Die Klägerin beantragt,
die Revision zurückzuweisen.
Sie hält die angefochtene Entscheidung für zutreffend.
II
Die zulässige Revision der beklagten KK ist im Sinne der Zurückverweisung der Sache an das LSG zur erneuten Verhandlung und
Entscheidung begründet (§
170 Abs
2 S 2
SGG). Das angefochtene LSG-Urteil ist aufzuheben, denn es verletzt materielles Recht. Der erkennende Senat ist an einer abschließenden
Entscheidung gehindert. Die unangegriffenen, den Senat bindenden (§
163 SGG) Feststellungen des LSG reichen nicht aus, um abschließend über den geltend gemachten Krg-Anspruch zu entscheiden. Es steht
nicht fest, dass die Klägerin ab Februar 2009 die Voraussetzungen eines Pflichtversicherungstatbestands erfüllte. Es kommt
insbesondere in Betracht, dass die Beklagte ihr für die Zeit ab 4.2.2009 aufgrund Versicherungspflicht in der Krankenversicherung
der Arbeitslosen (KVdA) oder eines nachwirkenden Leistungsanspruchs Krg zu gewähren hat.
1. Nach §
44 Abs
1 S 1
SGB V haben Versicherte Anspruch auf Krg, wenn - abgesehen von den Fällen stationärer Behandlung - Krankheit sie arbeitsunfähig
macht.

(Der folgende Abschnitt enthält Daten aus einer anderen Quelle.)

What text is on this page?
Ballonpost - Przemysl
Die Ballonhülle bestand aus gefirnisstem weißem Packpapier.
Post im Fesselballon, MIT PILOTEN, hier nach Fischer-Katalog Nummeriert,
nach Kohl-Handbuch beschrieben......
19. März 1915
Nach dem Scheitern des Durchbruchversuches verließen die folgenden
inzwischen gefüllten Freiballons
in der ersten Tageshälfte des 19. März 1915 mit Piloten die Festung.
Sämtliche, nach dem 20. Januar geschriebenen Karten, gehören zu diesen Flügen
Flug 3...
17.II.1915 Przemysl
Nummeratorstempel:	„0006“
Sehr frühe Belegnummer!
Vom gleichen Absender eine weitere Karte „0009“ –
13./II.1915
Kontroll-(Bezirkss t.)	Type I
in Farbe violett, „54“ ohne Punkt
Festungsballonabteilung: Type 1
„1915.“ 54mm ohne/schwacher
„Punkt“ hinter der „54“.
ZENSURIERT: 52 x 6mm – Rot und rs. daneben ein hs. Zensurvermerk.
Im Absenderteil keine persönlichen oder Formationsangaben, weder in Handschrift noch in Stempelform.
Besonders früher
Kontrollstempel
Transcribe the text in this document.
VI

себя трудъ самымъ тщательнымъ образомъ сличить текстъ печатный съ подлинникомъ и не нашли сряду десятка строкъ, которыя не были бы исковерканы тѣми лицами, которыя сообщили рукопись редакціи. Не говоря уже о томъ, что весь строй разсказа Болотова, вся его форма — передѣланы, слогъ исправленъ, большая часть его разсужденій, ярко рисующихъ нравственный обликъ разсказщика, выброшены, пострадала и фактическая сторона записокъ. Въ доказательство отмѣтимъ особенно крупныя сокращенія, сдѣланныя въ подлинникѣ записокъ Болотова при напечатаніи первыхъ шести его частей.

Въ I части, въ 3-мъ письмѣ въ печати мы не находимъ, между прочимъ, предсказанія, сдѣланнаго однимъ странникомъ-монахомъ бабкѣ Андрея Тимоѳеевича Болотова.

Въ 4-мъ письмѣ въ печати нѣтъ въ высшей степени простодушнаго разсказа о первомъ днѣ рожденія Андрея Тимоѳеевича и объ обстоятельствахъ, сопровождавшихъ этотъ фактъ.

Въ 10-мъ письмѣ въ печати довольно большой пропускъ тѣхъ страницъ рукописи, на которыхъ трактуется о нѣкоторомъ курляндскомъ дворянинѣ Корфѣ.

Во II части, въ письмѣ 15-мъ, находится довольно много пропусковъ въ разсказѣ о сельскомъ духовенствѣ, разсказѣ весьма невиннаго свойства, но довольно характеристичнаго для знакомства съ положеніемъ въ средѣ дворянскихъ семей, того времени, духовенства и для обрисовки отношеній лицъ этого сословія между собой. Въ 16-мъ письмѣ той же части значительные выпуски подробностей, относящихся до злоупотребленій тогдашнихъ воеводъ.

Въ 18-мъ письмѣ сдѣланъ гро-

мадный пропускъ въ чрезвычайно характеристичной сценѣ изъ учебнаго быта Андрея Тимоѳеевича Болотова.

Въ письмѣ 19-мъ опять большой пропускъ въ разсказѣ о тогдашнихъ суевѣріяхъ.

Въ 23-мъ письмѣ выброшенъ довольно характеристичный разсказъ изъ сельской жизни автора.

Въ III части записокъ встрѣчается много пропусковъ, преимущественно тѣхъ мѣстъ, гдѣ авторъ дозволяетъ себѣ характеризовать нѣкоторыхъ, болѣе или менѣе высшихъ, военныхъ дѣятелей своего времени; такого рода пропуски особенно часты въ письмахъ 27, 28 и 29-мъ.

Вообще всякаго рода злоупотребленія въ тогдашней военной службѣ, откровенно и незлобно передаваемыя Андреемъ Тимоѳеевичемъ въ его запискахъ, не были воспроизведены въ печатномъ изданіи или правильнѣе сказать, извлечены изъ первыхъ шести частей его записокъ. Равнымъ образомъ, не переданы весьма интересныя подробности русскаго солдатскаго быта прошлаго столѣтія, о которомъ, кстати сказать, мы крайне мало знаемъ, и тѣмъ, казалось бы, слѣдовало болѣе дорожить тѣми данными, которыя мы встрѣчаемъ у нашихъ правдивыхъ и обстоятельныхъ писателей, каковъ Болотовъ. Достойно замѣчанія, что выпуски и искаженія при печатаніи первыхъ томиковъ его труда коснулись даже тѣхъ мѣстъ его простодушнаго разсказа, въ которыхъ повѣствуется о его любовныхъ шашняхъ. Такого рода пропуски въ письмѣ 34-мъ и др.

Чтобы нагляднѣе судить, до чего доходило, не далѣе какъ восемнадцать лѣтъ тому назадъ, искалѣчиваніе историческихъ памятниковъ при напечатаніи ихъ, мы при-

Ob und in welchem Umfang Versicherte Krg beanspruchen können, bestimmt sich nach dem Versicherungsverhältnis, das im
Zeitpunkt des jeweils in Betracht kommenden Entstehungstatbestands für Krg vorliegt (vgl BSGE 98, 33 = SozR 4-2500 § 47 Nr 6, RdNr 10; BSGE 111, 9 = SozR 4-2500 § 192 Nr 5, RdNr 9; BSG SozR 4-2500 § 48 Nr 4 RdNr 9; BSG SozR 4-2500 § 192 Nr 4 RdNr 13; BSG SozR 4-2500 § 44 Nr 14 RdNr 12; BSG SozR 4-2500 § 44 Nr 12 RdNr 13; BSG SozR 4-2500 § 46 Nr 2 RdNr 12; BSG Urteil vom 26.6.2007 - B 1 KR 2/07 R - Juris RdNr 12 = USK 2007-33). An die Stelle des Versicherungsverhältnisses tritt bei einem nachgehenden Anspruch die hieraus
erwachsende Berechtigung.
Nach §
19 Abs
2 S 1
SGB V besteht, wenn die Mitgliedschaft Versicherungspflichtiger endet, Anspruch auf Leistungen längstens für einen Monat nach dem
Ende der Mitgliedschaft, solange keine Erwerbstätigkeit ausgeübt wird. Nach der Rechtsprechung des erkennenden Senats setzt
ein solcher nachgehender Anspruch voraus, dass kein anderweitiger aktueller Krankenversicherungsschutz besteht (vgl zB BSG SozR 4-2500 § 44 Nr 14 RdNr 25). Denn der aus der früheren Mitgliedschaft abgeleitete Versicherungsschutz ist gegenüber Ansprüchen aus einem
aktuellen Versicherungsverhältnis grundsätzlich nachrangig, auch wenn das im Wortlaut des §
19 Abs
2 SGB V unmittelbar nicht zum Ausdruck kommt (stRspr, vgl BSGE 89, 254, 255 f = SozR 3-2500 § 19 Nr 5 mwN; BSG Urteil vom 26.6.2007 - B 1 KR 2/07 R - Juris RdNr 20 = USK 2007-33; aA Noftz in Hauck/Noftz,
SGB V, Stand November 2014, K §
19 RdNr 61, wonach der Vorrang des aktuellen Versicherungsverhältnisses nur bei gleichen oder gleichwertigen Leistungsansprüchen
besteht). Gleiches gilt im Prinzip auch gegenüber der speziell geregelten Konkurrenz mit der Auffangversicherung (vgl §
5 Abs
1 Nr
13 und Abs
8a SGB V sowie hierzu BSGE 111, 9 = SozR 4-2500 § 192 Nr 5, RdNr 30 ff; s auch zum Ganzen BSG SozR 4-2500 § 5 Nr 22 RdNr 11).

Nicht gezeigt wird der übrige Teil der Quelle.